Перевод законодательных текстов представляет существенные трудности. Здесь с наибольшей остротой встает старинная дилемма: должен ли быть перевод точен, хотя бы от этого страдали его доступность и общепонятность, или же перевод должен быть удобочитаем, хотя бы он и не с буквальной точностью передавал оригинал.
В отношении законодательных текстов эта дилемма, казалось бы, может быть решена только в первом смысле: необходимо стремиться к возможной точности перевода, хотя бы чтение его представляло и серьезные подчас трудности. Только такой перевод даст возможность изучения текста, работы над его анализом, перевод же свободный пригоден лишь для общего ознакомления, для создания общего впечатления. Но нашим аспирантам и студентам нужно не общее ознакомление с иностранными законами, а именно изучение их, изучение, которое позволит правильно уяснить каждую подробность.

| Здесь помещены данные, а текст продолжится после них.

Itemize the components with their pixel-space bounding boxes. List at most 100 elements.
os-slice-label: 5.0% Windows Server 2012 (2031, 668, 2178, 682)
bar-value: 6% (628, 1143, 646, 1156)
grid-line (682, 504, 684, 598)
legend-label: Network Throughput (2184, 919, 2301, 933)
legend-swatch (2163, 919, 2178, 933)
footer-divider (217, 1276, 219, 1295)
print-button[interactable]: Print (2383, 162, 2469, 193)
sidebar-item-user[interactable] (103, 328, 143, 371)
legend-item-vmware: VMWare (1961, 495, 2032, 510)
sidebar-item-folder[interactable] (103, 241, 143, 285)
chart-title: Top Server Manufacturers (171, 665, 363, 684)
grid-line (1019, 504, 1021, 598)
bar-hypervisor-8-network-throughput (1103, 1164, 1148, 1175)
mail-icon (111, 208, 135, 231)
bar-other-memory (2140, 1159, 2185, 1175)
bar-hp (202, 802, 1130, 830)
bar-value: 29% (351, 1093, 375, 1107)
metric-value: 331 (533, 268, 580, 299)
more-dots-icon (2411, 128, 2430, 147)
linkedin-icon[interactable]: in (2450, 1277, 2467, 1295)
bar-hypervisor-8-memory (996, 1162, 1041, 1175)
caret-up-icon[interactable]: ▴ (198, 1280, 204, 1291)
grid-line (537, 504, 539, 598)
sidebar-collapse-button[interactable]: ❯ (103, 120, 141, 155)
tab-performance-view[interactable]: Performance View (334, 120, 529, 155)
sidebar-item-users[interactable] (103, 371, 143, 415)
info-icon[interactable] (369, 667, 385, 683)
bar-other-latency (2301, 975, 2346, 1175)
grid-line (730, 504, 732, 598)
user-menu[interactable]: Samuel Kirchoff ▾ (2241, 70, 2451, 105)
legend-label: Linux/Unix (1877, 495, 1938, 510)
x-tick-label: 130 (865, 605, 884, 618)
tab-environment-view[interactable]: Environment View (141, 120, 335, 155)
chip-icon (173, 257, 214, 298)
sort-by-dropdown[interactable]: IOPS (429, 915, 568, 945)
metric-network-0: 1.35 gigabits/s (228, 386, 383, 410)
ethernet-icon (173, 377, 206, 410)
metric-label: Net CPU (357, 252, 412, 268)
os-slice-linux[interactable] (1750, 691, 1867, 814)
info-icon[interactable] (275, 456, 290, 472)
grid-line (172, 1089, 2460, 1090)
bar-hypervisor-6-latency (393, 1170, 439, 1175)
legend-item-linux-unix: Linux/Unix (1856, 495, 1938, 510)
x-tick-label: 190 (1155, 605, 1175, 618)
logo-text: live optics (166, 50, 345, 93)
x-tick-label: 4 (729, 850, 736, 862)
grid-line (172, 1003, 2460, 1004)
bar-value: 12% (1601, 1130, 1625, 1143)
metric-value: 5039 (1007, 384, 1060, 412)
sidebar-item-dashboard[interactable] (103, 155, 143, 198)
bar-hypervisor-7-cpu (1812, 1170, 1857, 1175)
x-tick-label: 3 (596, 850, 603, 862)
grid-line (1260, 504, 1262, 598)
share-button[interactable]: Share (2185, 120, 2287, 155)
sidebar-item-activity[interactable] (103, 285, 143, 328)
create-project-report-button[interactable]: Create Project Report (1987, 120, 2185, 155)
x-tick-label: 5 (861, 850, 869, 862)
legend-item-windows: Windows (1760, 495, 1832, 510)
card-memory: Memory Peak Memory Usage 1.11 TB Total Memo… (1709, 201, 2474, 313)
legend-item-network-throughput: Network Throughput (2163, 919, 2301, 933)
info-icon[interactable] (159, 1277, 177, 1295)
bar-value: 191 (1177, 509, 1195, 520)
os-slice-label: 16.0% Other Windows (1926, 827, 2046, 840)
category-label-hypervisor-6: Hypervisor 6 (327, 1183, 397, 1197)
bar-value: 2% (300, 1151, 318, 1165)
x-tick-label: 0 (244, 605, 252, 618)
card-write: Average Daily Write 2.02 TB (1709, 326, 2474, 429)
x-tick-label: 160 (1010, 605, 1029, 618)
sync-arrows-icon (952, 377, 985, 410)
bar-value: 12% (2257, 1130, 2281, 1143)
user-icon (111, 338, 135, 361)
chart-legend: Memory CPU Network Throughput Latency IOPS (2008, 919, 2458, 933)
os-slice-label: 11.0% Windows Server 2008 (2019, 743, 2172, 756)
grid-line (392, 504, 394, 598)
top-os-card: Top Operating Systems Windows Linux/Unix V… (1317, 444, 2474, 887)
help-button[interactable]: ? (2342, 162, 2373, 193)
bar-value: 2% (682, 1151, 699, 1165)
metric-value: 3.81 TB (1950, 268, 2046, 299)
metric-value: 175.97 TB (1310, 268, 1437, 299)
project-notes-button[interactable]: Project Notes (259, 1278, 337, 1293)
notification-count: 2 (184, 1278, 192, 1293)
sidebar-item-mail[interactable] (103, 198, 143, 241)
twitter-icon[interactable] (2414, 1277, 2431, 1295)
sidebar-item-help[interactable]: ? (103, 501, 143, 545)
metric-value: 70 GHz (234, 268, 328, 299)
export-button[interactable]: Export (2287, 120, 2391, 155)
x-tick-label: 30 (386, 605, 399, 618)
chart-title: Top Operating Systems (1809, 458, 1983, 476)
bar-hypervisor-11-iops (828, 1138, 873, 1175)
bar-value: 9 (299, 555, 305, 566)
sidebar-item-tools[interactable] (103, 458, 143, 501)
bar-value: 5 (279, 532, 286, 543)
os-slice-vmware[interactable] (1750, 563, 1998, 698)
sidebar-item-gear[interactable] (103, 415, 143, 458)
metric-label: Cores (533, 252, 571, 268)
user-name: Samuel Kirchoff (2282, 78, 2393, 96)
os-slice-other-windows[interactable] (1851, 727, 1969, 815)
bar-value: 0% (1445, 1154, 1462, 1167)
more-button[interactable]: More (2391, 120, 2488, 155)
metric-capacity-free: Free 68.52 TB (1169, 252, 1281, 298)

Поэтому переводчик стремился дать не пересказ, а перевод, который, хотя бы в малой степени, мог заменить изучение подлинника. Трудности же работы над законодательными текстами являются неизбежными и возникают не только при работе над переводом, но и при работе над оригинальным текстом, даже при совершенном знании подлежащего иностранного языка[9].
Конечно и буквальность перевода должна иметь пределы, которые должны определяться тактом переводчика и чувством языка, на который он переводит.